Hi everyone, after reading many posts I have to say I seem to see a common thing in the fact that the police use a tactic by trying to make the (accused) very unstable, emotional and scared, This certainly sums up how I felt and I just want to get it off my chest that after it happened to me and I can see that i'm not the only one, I now have little or no faith in the police force. I know that they have a duty to carry out and catch out the real evil people out there but for the many more such as myself that are completely innocent it is such a dirty, disgusting tactic to use, to make someone feel totally abandoned and sick to their stomach with worry I cant help but now feel this way towards them.
I know it seems like i'm rambling on for no good reason but to me it's cathartic to get it off my chest. What the police made me feel 8 months ago I will never forget and to this day it still brings me down. I wish anyone who is going through this or is being affected by this all the best of luck in their future, as for myself my future has been all but ended by these horrific allegations, so again I would like to say hang in there and hopefully things will get better, strange thing is I believe it can get better for others, but for myself I don't, I have little faith for my future and feel totally helpless. Good thing about this site is my family don't know about it and won't see my posts because to their face I like to pretend everything is ok, I would be lost without this site and can't thank the people who run it and all the people who write on it for the advice and support they offer.

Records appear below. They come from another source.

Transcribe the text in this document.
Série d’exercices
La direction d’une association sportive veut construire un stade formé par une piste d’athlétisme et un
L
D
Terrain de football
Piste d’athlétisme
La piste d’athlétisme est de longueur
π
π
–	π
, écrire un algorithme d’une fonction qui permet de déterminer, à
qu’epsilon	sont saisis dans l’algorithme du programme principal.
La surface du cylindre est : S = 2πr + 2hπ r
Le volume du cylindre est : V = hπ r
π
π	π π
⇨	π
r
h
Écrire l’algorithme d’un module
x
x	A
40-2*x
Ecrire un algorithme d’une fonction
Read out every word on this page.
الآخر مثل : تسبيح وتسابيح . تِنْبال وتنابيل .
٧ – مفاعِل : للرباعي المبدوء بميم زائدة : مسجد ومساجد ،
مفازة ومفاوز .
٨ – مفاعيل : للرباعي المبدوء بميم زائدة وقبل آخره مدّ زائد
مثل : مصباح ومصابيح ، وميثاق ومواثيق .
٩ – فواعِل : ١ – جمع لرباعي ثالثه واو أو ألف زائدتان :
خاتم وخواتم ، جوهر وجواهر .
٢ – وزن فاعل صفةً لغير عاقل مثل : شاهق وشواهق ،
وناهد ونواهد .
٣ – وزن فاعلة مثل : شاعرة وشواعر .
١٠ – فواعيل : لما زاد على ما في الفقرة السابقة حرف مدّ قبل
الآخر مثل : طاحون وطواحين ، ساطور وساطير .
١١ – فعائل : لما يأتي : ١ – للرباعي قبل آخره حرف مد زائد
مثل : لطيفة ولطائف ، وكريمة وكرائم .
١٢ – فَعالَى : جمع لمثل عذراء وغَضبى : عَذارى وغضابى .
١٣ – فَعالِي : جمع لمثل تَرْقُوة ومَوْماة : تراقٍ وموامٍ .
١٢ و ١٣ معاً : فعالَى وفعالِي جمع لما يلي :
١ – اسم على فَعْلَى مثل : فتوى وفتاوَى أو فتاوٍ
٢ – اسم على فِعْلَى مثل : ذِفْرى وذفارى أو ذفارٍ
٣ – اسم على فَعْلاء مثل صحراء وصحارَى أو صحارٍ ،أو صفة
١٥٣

Sorry for the rant, just been a tough few months and even tougher last few days.
I know it seems like i'm rambling on for no good reason but to me it's cathartic to get it off my chest. What the police made me feel 8 months ago I will never forget and to this day it still brings me down. I wish anyone who is going through this or is being affected by this all the best of luck in their future, as for myself my future has been all but ended by these horrific allegations, so again I would like to say hang in there and hopefully things will get better, strange thing is I believe it can get better for others, but for myself I don't, I have little faith for my future and feel totally helpless. Good thing about this site is my family don't know about it and won't see my posts because to their face I like to pretend everything is ok, I would be lost without this site and can't thank the people who run it and all the people who write on it for the advice and support they offer.
Sorry for the rant, just been a tough few months and even tougher last few days.
I'm usually a very positive person but i'm just angry at the way I and others have been treated by the police, it seems that I and other people are already guilty in there eyes. This week has been especially tough because I have been attending college for the last year and a half and going to university in September (nursing) and due to these allegations (made by my ex wife) I have now been kicked off my course as my lecturer felt it was too much stress, to me it wasn't, it was the opposite, it gave me focus and drive. On top of that because I have two kids with my ex I am not allowed to contact them and I seen them in the shopping center and my ex dragged them away crying for me, I felt totally helpless I couldn't give them a cuddle and make them feel better. My mum is very stressed with it all and I feel guilty because I cant just make it all better for her and my family, I would do anything to change things but knowing that I cant wave a magic wand really brings me down. I can cope with all the **** that gets thrown at me but knowing it's hurting people close to me, that's what I can't handle.